Member of the Chamber of Deputies
- In office 15 May 1949 – 15 May 1953
- Constituency: 7th Departamental Group (Santiago)

Personal details
- Born: 9 April 1912 Valparaíso, Chile
- Died: 19 February 1991 (aged 78) Santiago, Chile
- Party: Partido Radical
- Spouse: Lucy Charlín Díaz
- Children: 1
- Occupation: Pharmaceutical chemist, politician

= Desiderio Arenas =

Chilean pharmaceutical chemist and politician (1912-1991)

Desiderio Segundo Arenas Aguiar (9 April 1912 – 19 February 1991) was a Chilean pharmaceutical chemist and politician. He served as Deputy for the 7th Departamental Group (Santiago) during the 1949–1953 legislative period.

== Biography ==
He studied at the Liceo Eduardo de la Barra in Valparaíso and later at the Faculty of Chemical and Pharmaceutical Sciences of the University of Chile, graduating as a pharmaceutical chemist in 1936 with the thesis “Breve estudio sobre la legislación farmacéutica y en especial sobre el artículo 222 del Código Sanitario”. He served as teaching assistant in courses of Bacteriology and Hygiene, Pharmacy, Chemistry, and Analytical Chemistry.

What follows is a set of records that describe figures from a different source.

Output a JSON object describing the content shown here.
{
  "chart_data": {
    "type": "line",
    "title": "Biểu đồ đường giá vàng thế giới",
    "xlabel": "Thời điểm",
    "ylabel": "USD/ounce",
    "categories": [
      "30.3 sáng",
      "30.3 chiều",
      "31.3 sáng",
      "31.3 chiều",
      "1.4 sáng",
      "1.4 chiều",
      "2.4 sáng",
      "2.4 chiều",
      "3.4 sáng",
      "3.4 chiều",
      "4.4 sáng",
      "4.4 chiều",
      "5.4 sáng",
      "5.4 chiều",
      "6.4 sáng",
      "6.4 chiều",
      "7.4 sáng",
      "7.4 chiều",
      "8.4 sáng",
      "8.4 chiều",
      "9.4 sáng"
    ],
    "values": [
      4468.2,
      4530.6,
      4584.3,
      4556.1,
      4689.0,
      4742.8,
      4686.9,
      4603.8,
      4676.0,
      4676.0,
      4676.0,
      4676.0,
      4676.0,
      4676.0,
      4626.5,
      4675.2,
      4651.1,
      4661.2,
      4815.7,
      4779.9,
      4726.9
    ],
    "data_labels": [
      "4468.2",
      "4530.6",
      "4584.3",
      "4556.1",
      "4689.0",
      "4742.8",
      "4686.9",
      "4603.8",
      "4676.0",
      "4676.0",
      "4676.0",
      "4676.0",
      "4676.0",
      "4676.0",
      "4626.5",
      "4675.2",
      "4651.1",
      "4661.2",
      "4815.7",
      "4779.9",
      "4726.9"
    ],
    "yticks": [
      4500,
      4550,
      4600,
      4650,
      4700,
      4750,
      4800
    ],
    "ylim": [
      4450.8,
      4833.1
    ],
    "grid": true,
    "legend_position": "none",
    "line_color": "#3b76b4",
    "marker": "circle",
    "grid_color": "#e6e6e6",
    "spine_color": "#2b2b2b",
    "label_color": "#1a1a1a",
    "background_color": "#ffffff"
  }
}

He married Lucy Charlín Díaz in 1949; they had one child.

From 1937 onwards, he worked in the Drug Price Control Department of the Ministry of Health, holding positions such as second-class pharmaceutical inspector, first-class inspector, technical advisor, provincial chief, general inspector, and department head. He served as councillor of the Social Security Service and director of Laboratorio Chile. He was also a member of the Chilean College of Pharmacists, serving as director in 1950.

== Political career ==
Arenas Aguiar was a member of the Radical Party, serving as provincial president of the Radical Youth, president of the 1941 National Convention, and treasurer of the Central Radical Board. Alongside Domingo and Julio Durán, he co-authored the anthem of the Radical Youth in 1941.

He was elected Deputy for the 7th Departamental Group (“Santiago”, First District) for the 1949–1953 term. He served as replacement member on the Standing Committees on Public Education, Finance, and Agriculture and Colonization, and was a full member of the Committee on Medical-Social Assistance and Hygiene.

== Freemasonry ==
He was initiated in the lodge “Deber y Constancia No. 7” of Santiago, where he became Venerable Master. In 1980 he was elected Grand First Warden of the Grand Lodge of Chile, and between 1984 and 1989 he served as Sovereign Grand Commander of the Supreme Council of the 33rd Degree for Chile.